Despite recent grim manufacturing and retail sales data, some leaders are confident consumers will be in a buying mood.

It’s not even Halloween yet some stores are already breaking out their Christmas-season inventory. It’s a sign, experts say, that some leaders feel consumers are still ready to shop even as some economic indicators paint a decidedly less rosy mood.

Indeed, new manufacturing reports this week that retailer experts follow are not expected to be strong. But reflecting sentiment around the industry, the National Association of Retailers is projecting holiday sales to increase between 3.8%-4.2% this year to around $730 billion, a sizable increase from the 2.1% growth last year.

Torrey Foster, vice chairman and managing partner of Korn Ferry’s Consumer practice, says consumers are in a better position this year than they were last year. “It would take something significant to unhinge consumers from where they are today,”he says. He cites such factors as employment being at a 50-year high and the continuation of wage growth, which means consumers have more disposable income. In addition, unlike the two recessions in the 21st Century, “there are no bubbles waiting to burst,” Foster says.

To be sure, the latest number still are making some experts pause. Economists expect September durable goods production—manufactured products meant to last three years or more—to decline 1% when figures are released this week, a reversal from increases over the last three months. Even retail sales declined month-over-month in September for the first time since February. 

“All said, no one knows for sure what this holiday buying season will be like,” says Craig Rowley, a Korn Ferry senior client partner also with expertise in the consumer sector. “But I think it be better than the naysayers are predicting because the economy is strong and people have bucks in their pockets.”
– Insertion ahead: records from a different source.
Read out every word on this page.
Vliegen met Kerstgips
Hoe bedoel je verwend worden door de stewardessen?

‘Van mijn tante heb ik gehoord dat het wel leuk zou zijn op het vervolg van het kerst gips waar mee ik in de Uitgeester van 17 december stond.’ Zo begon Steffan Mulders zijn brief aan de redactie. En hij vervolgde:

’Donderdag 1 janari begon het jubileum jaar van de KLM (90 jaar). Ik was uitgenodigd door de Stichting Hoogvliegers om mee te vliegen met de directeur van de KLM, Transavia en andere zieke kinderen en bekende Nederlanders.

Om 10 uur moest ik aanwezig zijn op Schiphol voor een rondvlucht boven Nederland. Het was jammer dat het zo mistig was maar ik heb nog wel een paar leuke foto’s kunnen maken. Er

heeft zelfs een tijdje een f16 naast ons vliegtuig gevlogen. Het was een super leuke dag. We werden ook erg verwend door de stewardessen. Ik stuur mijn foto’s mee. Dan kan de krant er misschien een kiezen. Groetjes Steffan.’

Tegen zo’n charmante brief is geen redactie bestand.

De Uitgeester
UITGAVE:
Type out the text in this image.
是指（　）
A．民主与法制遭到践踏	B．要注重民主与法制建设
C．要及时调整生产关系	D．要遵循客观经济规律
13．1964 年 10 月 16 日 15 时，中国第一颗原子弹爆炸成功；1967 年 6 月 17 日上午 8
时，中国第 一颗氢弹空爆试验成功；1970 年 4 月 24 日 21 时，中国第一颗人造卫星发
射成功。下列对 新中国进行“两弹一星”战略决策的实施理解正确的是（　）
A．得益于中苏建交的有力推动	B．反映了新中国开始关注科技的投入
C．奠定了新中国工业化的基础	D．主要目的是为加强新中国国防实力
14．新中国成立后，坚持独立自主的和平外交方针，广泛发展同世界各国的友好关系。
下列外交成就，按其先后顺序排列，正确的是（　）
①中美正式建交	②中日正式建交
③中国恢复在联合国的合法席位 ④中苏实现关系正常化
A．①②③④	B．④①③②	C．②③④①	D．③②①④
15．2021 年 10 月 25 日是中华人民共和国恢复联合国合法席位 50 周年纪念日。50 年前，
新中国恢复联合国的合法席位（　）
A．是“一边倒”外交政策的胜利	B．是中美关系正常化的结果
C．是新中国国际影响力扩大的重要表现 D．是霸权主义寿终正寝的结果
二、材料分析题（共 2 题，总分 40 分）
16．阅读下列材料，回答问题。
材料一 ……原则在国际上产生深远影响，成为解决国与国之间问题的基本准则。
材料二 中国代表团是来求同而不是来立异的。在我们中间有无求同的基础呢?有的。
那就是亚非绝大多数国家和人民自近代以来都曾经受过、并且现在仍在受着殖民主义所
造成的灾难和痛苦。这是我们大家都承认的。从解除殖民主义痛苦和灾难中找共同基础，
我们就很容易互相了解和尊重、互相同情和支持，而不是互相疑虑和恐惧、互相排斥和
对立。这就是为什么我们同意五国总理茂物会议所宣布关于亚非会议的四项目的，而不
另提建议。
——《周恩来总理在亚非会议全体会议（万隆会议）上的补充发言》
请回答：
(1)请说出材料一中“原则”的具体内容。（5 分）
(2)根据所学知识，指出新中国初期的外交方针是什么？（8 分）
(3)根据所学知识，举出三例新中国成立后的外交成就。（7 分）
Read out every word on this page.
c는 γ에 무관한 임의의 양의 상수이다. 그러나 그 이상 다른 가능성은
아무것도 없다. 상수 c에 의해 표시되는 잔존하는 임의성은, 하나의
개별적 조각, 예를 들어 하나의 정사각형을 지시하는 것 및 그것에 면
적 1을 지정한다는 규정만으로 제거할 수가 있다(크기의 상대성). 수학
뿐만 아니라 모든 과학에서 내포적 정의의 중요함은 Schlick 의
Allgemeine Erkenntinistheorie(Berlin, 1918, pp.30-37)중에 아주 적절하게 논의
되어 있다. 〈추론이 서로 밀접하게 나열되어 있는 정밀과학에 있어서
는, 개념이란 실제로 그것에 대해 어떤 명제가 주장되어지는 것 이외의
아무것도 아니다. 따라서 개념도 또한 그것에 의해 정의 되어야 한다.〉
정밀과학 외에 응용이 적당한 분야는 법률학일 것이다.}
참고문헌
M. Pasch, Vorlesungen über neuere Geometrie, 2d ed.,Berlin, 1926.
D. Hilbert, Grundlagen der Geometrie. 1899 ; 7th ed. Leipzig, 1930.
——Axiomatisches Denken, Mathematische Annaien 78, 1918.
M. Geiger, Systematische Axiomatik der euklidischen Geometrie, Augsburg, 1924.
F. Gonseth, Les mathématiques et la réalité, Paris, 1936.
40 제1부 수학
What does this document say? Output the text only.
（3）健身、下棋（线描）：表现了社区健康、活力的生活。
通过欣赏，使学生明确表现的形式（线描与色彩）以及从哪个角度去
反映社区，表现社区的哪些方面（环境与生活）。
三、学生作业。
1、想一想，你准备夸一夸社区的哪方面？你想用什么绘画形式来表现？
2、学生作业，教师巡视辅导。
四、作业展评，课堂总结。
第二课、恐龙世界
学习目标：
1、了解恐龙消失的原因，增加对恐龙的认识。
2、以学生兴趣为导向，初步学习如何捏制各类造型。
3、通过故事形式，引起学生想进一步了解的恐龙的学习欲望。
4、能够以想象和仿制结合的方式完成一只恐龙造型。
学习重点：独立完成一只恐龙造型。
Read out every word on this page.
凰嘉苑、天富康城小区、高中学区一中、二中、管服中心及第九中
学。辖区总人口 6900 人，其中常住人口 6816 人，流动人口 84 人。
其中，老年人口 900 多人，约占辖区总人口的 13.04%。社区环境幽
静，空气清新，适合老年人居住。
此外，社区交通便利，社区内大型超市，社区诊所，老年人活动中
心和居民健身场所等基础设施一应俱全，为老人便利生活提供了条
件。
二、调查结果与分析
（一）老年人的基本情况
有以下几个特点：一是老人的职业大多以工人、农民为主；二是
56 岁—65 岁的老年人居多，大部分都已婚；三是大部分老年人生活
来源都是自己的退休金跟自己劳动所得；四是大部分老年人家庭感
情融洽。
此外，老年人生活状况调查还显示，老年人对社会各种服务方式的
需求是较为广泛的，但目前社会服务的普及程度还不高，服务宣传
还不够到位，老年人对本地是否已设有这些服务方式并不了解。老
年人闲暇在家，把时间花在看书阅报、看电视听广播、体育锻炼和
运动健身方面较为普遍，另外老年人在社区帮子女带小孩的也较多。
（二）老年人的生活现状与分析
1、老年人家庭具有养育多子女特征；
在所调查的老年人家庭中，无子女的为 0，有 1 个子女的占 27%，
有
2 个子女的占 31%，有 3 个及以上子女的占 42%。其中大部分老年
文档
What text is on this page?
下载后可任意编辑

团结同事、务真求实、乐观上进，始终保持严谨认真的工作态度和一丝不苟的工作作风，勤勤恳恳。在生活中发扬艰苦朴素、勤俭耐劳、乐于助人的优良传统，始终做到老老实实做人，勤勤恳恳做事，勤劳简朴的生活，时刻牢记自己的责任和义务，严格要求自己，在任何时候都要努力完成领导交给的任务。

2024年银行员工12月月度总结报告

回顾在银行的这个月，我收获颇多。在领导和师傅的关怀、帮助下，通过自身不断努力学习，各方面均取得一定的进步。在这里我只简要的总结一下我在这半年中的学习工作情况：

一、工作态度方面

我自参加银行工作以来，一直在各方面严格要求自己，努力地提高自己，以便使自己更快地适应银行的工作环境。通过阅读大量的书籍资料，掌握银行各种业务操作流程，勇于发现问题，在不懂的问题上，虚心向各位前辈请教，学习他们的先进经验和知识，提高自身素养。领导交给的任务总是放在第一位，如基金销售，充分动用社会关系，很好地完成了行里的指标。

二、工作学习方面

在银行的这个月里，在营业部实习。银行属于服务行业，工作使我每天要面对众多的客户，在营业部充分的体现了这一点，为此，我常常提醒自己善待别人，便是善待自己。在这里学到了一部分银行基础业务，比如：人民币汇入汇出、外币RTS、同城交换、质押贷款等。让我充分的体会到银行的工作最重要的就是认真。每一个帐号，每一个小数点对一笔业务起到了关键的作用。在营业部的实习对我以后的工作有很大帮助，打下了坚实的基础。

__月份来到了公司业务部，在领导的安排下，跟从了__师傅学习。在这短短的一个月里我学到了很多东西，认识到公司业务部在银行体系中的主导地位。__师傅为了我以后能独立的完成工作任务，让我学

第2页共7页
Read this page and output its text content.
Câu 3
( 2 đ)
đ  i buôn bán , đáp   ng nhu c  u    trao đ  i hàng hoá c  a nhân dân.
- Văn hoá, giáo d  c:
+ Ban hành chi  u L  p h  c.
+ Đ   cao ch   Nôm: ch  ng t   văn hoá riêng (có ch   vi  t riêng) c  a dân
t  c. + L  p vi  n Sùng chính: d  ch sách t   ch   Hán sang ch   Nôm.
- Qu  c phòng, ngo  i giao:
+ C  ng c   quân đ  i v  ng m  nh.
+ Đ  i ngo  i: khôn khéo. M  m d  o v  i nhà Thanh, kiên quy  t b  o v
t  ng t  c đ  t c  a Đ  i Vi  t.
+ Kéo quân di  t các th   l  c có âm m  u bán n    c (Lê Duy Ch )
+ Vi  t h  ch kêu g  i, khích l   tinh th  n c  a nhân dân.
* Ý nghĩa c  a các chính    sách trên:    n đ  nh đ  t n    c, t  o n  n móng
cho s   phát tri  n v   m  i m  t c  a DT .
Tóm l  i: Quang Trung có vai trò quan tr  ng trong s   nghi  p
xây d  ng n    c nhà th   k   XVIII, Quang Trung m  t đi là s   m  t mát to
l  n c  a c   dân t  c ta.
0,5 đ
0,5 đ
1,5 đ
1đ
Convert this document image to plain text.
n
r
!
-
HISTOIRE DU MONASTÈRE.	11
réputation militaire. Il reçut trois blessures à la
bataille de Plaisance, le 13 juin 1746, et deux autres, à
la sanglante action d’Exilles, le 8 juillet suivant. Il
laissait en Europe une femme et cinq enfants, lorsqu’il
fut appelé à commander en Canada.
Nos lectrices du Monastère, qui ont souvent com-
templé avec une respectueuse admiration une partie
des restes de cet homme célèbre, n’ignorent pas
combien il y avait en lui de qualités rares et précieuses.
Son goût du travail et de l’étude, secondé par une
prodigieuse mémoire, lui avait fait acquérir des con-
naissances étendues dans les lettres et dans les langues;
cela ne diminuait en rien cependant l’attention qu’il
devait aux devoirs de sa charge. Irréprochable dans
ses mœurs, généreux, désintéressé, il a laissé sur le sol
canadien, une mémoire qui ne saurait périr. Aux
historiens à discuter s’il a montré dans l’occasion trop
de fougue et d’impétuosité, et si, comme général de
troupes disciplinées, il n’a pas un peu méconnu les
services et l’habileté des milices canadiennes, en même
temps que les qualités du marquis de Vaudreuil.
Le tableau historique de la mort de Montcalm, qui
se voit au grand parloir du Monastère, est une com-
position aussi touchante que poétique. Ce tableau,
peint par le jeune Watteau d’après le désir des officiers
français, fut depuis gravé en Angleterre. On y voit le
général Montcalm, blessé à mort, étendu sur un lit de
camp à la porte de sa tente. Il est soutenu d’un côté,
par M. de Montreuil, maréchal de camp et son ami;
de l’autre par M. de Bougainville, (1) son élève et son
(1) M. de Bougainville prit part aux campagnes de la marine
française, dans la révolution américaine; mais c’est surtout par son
For his part, Foster says the fact that Thanksgiving falls on the latest date possible this year could have a bigger impact on holiday sales than any slowdown or recession potential. Thanksgiving falls on November 28, meaning that consumers only have 26 shopping days from the unofficial start of the holiday season on Black Friday to Christmas. 

For a year now, retail leaders have been facing a juxtaposition between global issues like trade tensions and political turmoil—which makes some camps nervous--and strong consumer data that raises confidence levels. One way retailers can strike a balance between the two opposing forces is by planning leaner inventories, having enough product readily available to meet demand but not too much that they are left with an oversupply in the event consumers pull back on spending at the last minute. 

Foster and other experts don’t expect that to happen, however. One month of slowing retail sales and declining consumer sentiment doesn’t make a trend, even if several months of declining manufacturing production does. And while he says there may be cause for concern if October consumer sentiment figures, which are scheduled for release this week as well, show another decline, “it will take a lot to knock consumers off their current trajectory because there are still a lot of other indicators that are incredibly bullish.”